Он ушел, а Рене пошла в душ, потом бросила пижаму и постельное белье в стиральную машину. Пристально осмотрела свое лицо в зеркале. Кошмар, краше в гроб кладут. Но это заживет. Конечно, заживет, и никаких следов не останется. И в душе тоже никаких следов не будет. Она пережила это, и ладно, надо жить дальше. Хороших людей больше, чем плохих. Она все забудет… только больше не будет такой доверчивой кретинкой и всегда будет помнить, что мужчинам верить нельзя. И пока она не полюбит сама, никого не подпустит к себе, не будет целоваться и глазки строить. И никто не придет к ней и не превратит в беспомощную куклу. И хорошо, что она догадалась не сказать, что это был Бруно, для друзей Падишах, банковский, мать его, работник. Ага, он такой же банкир, как я — балерина, — подумала Рене. Теперь, когда романтический флер спал с ее глаз, она вдруг подумала, что он больше похож на сутенера или альфонса. И еще она решила, что в нем есть что-то ненатуральное, театральное, прямо какой-то опереточный герцог. Продуманный, правда. Черные горящие глаза на бледном лице, черные длинные волосы, черная полурасстегнутая рубашка, все эти цепочки и перстни на длинных нервных пальцах. Может, он вообще артист какой-нибудь?

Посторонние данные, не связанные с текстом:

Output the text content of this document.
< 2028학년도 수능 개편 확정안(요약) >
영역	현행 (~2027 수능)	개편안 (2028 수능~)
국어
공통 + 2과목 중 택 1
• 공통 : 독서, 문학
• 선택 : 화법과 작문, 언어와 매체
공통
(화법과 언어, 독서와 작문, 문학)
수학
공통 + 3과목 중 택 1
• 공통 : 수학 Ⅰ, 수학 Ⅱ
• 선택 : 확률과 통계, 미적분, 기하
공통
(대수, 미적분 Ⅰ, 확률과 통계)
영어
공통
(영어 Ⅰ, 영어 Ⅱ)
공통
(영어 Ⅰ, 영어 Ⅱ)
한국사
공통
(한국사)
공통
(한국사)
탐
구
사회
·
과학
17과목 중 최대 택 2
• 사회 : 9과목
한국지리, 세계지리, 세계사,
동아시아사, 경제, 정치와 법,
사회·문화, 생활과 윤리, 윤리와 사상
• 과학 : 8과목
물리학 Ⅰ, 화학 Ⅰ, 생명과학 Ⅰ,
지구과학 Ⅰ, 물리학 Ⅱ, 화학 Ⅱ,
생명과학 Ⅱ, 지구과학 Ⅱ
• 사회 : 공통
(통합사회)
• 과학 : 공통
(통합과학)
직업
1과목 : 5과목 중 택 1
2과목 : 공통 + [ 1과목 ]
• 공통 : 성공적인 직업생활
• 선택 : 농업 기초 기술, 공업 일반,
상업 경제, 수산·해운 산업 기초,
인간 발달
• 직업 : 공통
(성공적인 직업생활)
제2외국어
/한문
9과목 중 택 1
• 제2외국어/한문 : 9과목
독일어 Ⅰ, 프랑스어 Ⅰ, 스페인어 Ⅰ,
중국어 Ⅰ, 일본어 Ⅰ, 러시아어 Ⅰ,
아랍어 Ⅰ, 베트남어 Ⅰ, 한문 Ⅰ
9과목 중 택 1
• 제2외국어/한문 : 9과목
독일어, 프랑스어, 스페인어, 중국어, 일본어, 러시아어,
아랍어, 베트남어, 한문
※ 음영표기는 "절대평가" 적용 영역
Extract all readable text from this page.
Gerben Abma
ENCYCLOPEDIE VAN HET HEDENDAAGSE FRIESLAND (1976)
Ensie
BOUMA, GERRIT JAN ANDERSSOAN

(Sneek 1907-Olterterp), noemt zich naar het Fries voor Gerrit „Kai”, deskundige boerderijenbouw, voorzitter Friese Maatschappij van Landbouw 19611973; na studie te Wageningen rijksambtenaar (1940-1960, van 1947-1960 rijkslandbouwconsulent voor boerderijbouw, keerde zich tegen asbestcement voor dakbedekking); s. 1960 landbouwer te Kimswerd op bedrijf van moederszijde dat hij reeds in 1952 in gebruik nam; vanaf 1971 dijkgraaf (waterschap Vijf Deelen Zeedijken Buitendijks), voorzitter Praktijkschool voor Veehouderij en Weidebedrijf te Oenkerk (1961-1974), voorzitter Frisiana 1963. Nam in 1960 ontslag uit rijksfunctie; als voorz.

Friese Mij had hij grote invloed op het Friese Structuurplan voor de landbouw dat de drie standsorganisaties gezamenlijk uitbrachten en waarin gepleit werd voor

Артур вполне может знать, кто он и где живет. Возможно, пойдет бить ему морду. И еще объяснит, за что. Тогда ей точно несдобровать — припрется с дружками и… Никому она не скажет. У нее одно желание — покончить с этой историей навсегда.

Рене натянула домашние джинсы и футболку, причесала совершенно спутанные волосы, собрала их в хвост и отправилась на кухню.

Артур вернулся через час без ковра, но с сумкой продуктов и с аптечным пакетом.

— Вот, уже лучше выглядишь! Смотри. Этим обрабатывай все внизу, вот, надо спринцевать. Не красней, балда! Это антисептик. И еще он остановит кровь. Если к вечеру не перестанет кровить, придется ехать в больницу. А вот это пей два раза в день. Вот эта штука — для лица. Сначала я тебе лицо сам обработаю. Это тоже для лица, мазать будешь 4 раза в день. Это капать в нос. Это… тоже мазать. Не помню, куда. Прочитаешь аннотацию. Скажи мне — ты будешь все это делать? Или мне надо за тобой следить, как за маленькой?

— Буду, буду, обещаю. Я сделала запеканку с сыром, давай позавтракаем уже?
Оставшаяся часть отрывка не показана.